Tell us: Telus may come under pressure after missing expectations and announcing another key management change for a second month in a row. Profit and sales missed expectations while the number of new customers was lower than expected. Telus announced that its CFO would be retiring and replaced by Gopi Chande who is the CFO of Telus Health and Digital. This comes after the company announced Darren Entwistle would be stepping down last quarter and replaced by former CIBC CEO Victor Dodig this summer. Shareholders are waiting for Dodig to arrive on the scene to set a new strategic vision for the company and resolve the great debate on the stock: whether the 9.5% dividend will be cut.

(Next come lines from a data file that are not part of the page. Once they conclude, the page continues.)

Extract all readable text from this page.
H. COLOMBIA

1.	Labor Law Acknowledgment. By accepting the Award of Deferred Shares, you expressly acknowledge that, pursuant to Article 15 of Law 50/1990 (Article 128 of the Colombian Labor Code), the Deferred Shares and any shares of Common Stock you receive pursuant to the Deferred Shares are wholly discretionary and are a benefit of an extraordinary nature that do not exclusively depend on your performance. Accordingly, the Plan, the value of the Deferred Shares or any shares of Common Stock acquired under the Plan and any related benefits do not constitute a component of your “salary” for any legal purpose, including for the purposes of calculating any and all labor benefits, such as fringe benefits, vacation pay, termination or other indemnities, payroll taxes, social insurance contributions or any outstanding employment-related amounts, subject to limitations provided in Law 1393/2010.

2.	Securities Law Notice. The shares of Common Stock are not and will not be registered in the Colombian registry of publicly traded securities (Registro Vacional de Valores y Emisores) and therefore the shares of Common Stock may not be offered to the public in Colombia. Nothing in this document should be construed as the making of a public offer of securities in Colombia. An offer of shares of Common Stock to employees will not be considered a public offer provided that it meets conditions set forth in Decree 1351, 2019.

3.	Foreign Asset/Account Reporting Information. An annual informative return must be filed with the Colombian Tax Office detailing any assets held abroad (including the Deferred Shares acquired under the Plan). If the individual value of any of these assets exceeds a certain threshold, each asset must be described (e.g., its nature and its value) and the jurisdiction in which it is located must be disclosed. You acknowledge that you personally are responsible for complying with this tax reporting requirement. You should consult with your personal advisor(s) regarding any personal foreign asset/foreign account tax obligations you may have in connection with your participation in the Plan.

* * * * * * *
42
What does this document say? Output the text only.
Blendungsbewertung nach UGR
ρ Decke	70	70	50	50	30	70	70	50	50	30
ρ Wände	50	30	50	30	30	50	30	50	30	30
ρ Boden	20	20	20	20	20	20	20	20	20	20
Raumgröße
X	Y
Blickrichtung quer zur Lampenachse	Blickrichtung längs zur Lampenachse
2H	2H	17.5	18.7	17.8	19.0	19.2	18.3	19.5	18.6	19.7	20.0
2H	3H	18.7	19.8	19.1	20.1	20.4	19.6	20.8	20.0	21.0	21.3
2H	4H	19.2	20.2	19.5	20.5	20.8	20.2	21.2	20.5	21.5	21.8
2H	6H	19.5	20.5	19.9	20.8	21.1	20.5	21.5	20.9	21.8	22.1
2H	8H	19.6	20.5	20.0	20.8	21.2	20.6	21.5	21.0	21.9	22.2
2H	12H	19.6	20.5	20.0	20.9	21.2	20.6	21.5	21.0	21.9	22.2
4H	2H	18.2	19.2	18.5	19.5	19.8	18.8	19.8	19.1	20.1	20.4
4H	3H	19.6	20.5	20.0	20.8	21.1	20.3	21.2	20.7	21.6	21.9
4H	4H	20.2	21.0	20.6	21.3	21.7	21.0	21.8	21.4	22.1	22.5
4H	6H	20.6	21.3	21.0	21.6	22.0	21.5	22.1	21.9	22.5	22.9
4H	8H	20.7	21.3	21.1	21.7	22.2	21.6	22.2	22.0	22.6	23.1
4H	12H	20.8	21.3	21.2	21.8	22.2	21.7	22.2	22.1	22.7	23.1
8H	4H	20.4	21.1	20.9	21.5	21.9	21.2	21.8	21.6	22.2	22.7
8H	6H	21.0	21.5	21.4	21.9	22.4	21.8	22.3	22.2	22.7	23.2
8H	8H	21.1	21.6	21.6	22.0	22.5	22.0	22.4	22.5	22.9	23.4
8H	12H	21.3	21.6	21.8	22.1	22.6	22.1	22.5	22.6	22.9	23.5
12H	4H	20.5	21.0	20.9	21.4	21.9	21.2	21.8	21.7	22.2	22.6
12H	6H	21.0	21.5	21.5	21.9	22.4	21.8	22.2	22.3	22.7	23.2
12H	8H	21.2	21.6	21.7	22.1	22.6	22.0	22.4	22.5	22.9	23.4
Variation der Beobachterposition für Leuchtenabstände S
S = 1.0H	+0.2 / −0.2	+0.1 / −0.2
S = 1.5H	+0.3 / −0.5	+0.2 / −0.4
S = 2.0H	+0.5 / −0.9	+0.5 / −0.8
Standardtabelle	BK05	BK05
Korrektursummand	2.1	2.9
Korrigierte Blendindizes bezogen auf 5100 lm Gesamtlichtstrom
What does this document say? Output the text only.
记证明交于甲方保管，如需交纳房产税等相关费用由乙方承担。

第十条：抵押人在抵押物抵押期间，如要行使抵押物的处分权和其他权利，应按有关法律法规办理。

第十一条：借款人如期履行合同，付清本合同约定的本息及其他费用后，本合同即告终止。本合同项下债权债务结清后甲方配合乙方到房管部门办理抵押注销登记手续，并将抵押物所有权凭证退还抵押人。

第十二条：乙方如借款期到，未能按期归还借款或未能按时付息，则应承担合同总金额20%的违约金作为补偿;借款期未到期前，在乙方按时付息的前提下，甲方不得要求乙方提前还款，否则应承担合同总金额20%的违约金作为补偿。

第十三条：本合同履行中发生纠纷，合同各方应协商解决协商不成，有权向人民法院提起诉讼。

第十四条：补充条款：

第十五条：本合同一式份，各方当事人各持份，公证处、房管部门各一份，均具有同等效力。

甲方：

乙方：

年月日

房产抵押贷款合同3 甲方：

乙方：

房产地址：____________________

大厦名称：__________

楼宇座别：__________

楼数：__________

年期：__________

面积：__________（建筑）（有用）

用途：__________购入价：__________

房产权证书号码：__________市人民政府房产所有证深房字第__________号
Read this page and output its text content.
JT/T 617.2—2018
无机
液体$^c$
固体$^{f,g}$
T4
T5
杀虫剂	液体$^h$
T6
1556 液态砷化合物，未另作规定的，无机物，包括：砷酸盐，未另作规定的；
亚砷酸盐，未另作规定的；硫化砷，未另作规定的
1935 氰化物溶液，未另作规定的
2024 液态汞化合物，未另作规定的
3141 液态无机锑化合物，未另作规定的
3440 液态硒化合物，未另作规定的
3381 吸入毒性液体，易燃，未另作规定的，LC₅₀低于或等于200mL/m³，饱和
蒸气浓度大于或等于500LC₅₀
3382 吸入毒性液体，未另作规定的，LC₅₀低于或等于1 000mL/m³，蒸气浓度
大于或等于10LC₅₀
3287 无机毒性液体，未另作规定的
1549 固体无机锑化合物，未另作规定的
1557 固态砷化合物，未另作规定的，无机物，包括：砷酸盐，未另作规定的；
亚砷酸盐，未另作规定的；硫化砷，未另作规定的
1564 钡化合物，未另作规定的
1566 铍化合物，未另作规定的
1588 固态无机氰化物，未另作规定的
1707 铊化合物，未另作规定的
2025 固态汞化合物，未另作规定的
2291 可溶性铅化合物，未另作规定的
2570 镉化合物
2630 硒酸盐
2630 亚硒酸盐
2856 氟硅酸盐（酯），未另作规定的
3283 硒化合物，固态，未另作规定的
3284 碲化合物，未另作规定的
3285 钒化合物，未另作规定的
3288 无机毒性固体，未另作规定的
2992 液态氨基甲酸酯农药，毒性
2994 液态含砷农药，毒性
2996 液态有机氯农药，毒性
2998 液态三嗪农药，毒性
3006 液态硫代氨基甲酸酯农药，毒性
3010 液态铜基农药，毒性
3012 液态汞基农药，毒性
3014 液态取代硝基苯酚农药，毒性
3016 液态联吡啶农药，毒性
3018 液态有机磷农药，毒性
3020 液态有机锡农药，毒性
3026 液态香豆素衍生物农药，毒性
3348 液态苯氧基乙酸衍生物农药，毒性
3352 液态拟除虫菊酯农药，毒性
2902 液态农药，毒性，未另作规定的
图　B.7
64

It’s called fashion, look it up: Watch Aritzia after another blockbuster quarter. Comparable sales surged 28% which was better than the 20% expected and even more impressive when you consider it was on top of 19% growth last year. The retailer’s forecast suggests it will grow even faster with the next quarter’s revenue growing 36-39%. “Despite economic uncertainties, Aritzia’s “Everyday Luxury” is appealing to consumers with demand remaining strong,” wrote Chris Li of Desjardins. The top line growth is coming with better profitability. Margins are expanding and earnings per share are expected to be up 45% this year. Shares are trading near a record high and are up 140% over the past year.

Wham BAM: Watch Brookfield Asset Management after it demonstrated it is still able to raise capital despite anxieties in private credit right now. Brookfield raised $21 billion in the quarter, invested $34 billion and recouped $8 billion in asset sales. Fee related earnings were up 11% in the quarter, slightly better than expected. They were optimistic about the future under new CEO Connor Teskey. “We expect 2026 to be a very strong year, with growth exceeding our long-term targets,” he said in statement. “BAM has limited exposure to areas of market stress and significant exposure to AI (infrastructure), rising energy demand and opportunistic credit,” wrote TD’s Cherilyn Radbourne, “BAM reacted to share-price weakness by buying back stock.”